I talk too much and take up a lot of space with my presence, because I have a need to be heard, to prove my worth and show that I belong where I am. Often I can't stop my thoughts and instead of listening, look for an opening for the next smart or funny thing I can bring up, so that everyone sees my brilliance and enthusiasm. And in a way, it makes me incredibly boring, as if I needed every conversation to be about my insecurities.
I have always admired people who are able to listen more, only bringing up their opinions for the things that truly mattered to them and not wasting their energy on most petty grievances. The focus they're able to have, that seems so alien to my scattered brain, always looking for something interesting to say, the constant me-me-me expressed loudly.
And recently it hit me - I have a very weak internal monologue. I need to write things out or say them out loud, otherwise I feel like I could burst with ideas. I don't stop for judgement of ideas in my head, as it never works to just think my thoughts quietly, I need to let them out or they'll overcrowd my brain. When I'm alone, I can do that by talking to myself, letting my voice be heard while I argue with multiple actors in my head. I can also do it by writing things out, pouring the monologue and organizing my thoughts on the fly. But I am missing the ability that many people seem to have, processing quietly and listening.
Talking to my family over the weekend, I realized that most of them have the same problem. We often interrupt each other, jumping between topics and throwing curveballs, in an ever-spinning fast-paced juggle of a conversation. We don't finish most of the threads, letting them die quietly as we jump to the next thing. And that way of communicating works for us, a loud big family with a lot of strong voices, but is not the most helpful when working with other people.
So I started working on some strategies to alleviate that.
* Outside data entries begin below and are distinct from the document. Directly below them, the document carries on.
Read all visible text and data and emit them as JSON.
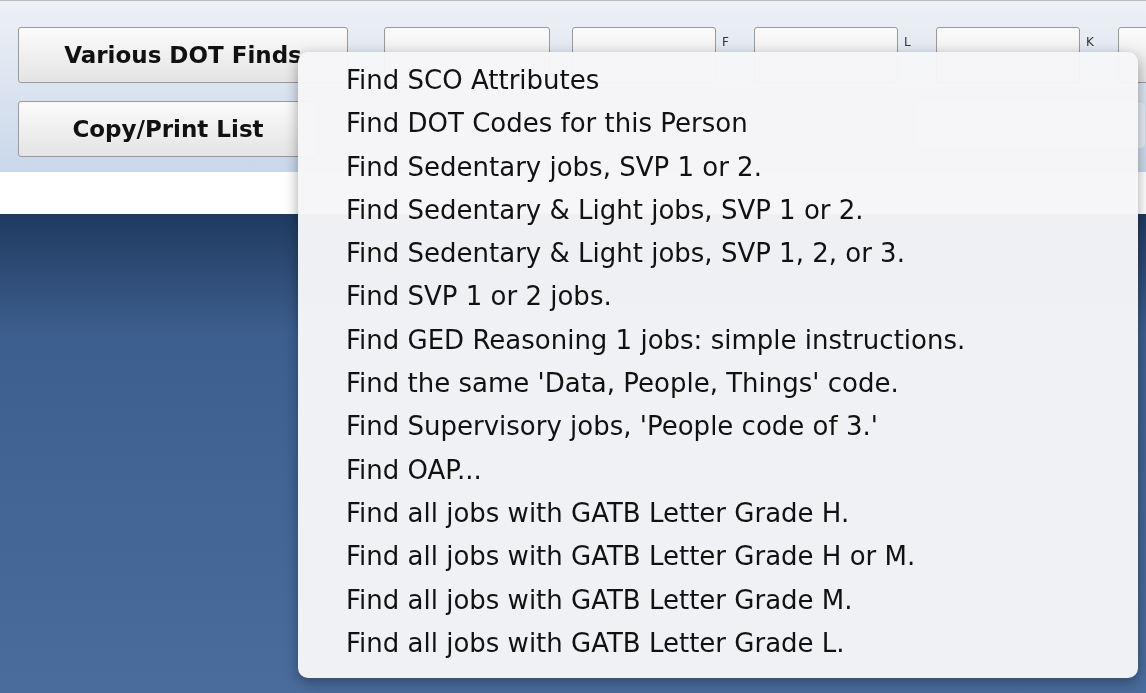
{
  "toolbar": {
    "row_1": {
      "button": "Various DOT Finds",
      "shortcut_buttons": [
        {
          "shortcut": "F"
        },
        {
          "shortcut": "L"
        },
        {
          "shortcut": "K"
        }
      ]
    },
    "row_2": {
      "button": "Copy/Print List"
    }
  },
  "menu": {
    "items": [
      {
        "label": "Find SCO Attributes"
      },
      {
        "label": "Find DOT Codes for this Person"
      },
      {
        "label": "Find Sedentary jobs, SVP 1 or 2."
      },
      {
        "label": "Find Sedentary & Light jobs, SVP 1 or 2."
      },
      {
        "label": "Find Sedentary & Light jobs, SVP 1, 2, or 3."
      },
      {
        "label": "Find SVP 1 or 2 jobs."
      },
      {
        "label": "Find GED Reasoning 1 jobs: simple instructions."
      },
      {
        "label": "Find the same 'Data, People, Things' code."
      },
      {
        "label": "Find Supervisory jobs, 'People code of 3.'"
      },
      {
        "label": "Find OAP..."
      },
      {
        "label": "Find all jobs with GATB Letter Grade H."
      },
      {
        "label": "Find all jobs with GATB Letter Grade H or M."
      },
      {
        "label": "Find all jobs with GATB Letter Grade M."
      },
      {
        "label": "Find all jobs with GATB Letter Grade L."
      }
    ]
  }
}
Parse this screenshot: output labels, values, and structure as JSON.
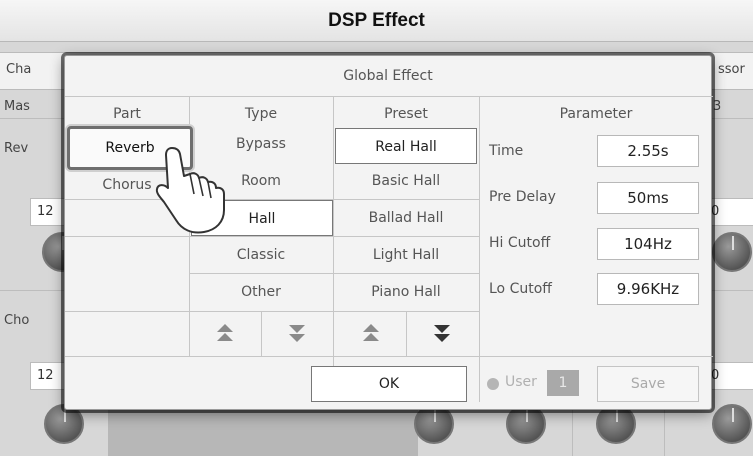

Putting events on my calendar and preparing for them ten minutes before, so I can brain dump my thoughts and only ask the important questions. Taking notes while other people are speaking, summarizing what they just said and checking my understanding. Getting a bunch of post-it notes and pouring comments while I read, do code reviews, watch videos, do pretty much anything that prompts my brain into an activity that takes me away from the current thread.
And then I mostly ignore the notes and the post-its, because most of my thoughts are not that useful long-term. They're for processing information that I can then summarize and use. Similarly to most of the thoughts I wrote out in numerous blogs and diaries, unless they have a detailed useful piece of information, like code samples or a recipe, I never go back to them. They're processing threads, not the purpose in itself.
It makes me want to write a novel, just to see how the filtering of thoughts would distill down to a coherent story. Maybe that's something I'd like to re-read and find myself in it.